After being amplified by Musk, that post garnered millions of views and sparked similar trolling by people who also went after Hedtler-Gaudette’s disability.
“It didn’t have anything to do with the merits of my testimony. It was all focused on my blindness,” he said. “It was really juvenile, petty, ableist and anti-blindness bigotry.”
Hedtler-Gaudette said Musk is “not a responsible, mature person, clearly. We should not be entrusting this amount of power and impact to a person of his kind.”
On Tuesday, Hedtler-Gaudette said that despite being ridiculed online, he’s not intimidated and will continue to speak out against government waste — regardless of whether it’s at the hands of Republicans or Democrats.
“I made the decision I would not be silenced or intimidated by this,” he said. He said the online attacks have so far stayed online and have not escalated into personal threats.
Hedtler-Gaudette said DOGE could do its job in a smart way, by conducting in-depth analysis of government programs to root out government waste.

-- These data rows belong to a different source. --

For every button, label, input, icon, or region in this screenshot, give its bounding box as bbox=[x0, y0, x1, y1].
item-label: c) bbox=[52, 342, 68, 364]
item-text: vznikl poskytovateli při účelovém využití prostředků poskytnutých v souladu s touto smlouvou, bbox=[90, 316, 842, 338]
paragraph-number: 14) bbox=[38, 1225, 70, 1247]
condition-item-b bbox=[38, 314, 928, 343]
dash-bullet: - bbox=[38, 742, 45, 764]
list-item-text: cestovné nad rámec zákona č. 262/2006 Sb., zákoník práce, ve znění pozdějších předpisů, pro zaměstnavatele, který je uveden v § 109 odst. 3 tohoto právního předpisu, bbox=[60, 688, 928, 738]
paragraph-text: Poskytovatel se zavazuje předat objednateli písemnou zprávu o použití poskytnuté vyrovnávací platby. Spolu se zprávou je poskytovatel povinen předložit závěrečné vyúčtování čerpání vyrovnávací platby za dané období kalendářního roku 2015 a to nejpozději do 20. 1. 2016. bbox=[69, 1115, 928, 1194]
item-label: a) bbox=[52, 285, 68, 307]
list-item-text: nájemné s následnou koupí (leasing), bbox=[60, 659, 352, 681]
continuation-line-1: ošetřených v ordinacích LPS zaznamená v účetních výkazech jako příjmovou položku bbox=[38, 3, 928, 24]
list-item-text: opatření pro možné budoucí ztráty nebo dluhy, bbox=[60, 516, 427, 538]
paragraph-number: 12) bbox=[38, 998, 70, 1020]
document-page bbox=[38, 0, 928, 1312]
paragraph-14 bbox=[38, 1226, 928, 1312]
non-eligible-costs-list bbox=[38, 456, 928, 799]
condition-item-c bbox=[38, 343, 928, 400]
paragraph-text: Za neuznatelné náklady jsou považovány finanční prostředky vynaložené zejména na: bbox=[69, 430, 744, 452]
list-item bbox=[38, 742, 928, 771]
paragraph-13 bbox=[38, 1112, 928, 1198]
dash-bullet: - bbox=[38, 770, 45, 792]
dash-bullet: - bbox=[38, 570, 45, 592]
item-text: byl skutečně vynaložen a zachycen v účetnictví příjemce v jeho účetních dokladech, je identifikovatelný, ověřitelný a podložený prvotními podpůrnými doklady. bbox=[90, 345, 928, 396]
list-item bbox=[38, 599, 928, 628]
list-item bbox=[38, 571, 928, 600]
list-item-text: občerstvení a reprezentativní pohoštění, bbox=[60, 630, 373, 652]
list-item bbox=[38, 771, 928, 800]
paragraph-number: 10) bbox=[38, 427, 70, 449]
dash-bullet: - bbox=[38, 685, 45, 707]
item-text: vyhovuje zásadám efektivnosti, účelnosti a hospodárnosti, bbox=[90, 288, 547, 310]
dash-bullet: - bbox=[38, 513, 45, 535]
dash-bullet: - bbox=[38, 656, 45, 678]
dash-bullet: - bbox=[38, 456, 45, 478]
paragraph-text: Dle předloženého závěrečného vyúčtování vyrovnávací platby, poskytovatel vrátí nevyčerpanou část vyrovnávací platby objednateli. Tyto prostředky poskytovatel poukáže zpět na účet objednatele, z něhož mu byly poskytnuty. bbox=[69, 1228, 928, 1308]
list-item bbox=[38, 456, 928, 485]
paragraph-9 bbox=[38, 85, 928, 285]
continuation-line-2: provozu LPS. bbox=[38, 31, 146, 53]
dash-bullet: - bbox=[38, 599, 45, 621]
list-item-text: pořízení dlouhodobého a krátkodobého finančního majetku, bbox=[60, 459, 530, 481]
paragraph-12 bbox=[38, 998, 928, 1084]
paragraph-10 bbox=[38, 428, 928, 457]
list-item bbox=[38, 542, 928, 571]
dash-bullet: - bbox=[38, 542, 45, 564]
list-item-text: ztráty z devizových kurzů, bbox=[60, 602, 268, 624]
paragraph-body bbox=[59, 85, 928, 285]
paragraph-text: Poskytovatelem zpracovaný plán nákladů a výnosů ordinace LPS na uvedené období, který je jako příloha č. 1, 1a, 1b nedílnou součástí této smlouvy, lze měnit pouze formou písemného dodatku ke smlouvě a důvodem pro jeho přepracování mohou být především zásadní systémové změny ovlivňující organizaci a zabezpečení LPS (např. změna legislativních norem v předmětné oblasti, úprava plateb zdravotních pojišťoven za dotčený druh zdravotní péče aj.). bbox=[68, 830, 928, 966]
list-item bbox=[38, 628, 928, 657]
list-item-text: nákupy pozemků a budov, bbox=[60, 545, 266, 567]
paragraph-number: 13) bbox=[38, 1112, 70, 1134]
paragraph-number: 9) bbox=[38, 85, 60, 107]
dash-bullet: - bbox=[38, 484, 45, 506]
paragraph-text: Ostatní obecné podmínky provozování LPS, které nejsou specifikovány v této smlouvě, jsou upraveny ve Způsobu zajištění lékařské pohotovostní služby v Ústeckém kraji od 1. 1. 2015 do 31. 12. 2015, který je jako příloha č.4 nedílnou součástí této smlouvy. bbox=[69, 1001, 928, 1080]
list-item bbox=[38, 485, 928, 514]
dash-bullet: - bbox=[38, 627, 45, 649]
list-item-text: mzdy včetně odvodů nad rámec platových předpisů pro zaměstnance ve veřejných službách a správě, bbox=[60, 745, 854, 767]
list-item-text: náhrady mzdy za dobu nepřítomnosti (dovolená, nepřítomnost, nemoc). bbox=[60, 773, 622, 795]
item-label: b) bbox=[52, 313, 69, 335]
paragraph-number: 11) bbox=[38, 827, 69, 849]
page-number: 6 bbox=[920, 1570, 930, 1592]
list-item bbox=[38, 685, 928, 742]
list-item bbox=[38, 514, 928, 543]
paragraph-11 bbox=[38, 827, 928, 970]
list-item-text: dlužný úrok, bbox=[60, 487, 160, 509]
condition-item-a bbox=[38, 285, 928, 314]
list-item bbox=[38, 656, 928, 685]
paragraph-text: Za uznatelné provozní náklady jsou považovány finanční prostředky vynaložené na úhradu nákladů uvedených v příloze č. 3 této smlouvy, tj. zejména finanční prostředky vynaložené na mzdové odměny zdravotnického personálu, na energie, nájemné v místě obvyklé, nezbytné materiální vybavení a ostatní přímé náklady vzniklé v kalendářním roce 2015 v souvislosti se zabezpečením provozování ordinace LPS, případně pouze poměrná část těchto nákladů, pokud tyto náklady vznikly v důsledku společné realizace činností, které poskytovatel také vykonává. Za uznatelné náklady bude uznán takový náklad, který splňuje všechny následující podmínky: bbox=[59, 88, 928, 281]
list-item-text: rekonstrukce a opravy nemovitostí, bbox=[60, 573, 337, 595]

Instead, it’s cutting with a wide swath, he said, and in many cases doing it illegally by eliminating funding that has already been approved by Congress.
The legal way to make cutbacks is to go through Congress, he said, and pass laws that reduce funding or eliminate entire government programs.
The Trump administration is facing numerous lawsuits over the cutbacks, including by USAID, a global humanitarian relief agency established by law in the 1960s that the Trump administration is attempting to terminate.
The administration has also gone after funding for the Department of Education, the Food and Drug Administration, Health and Human Services, the Centers for Disease Control and Prevention, the National Institutes of Health, and others.
“The compounding effects of doing it this way are creating chaos and destabilizing government,” Hedtler-Gaudette said. “If you slash and burn everything, out of the rubble, you do not get an efficient operation. You get more chaos and more inefficiency, and you create a downward spiral.”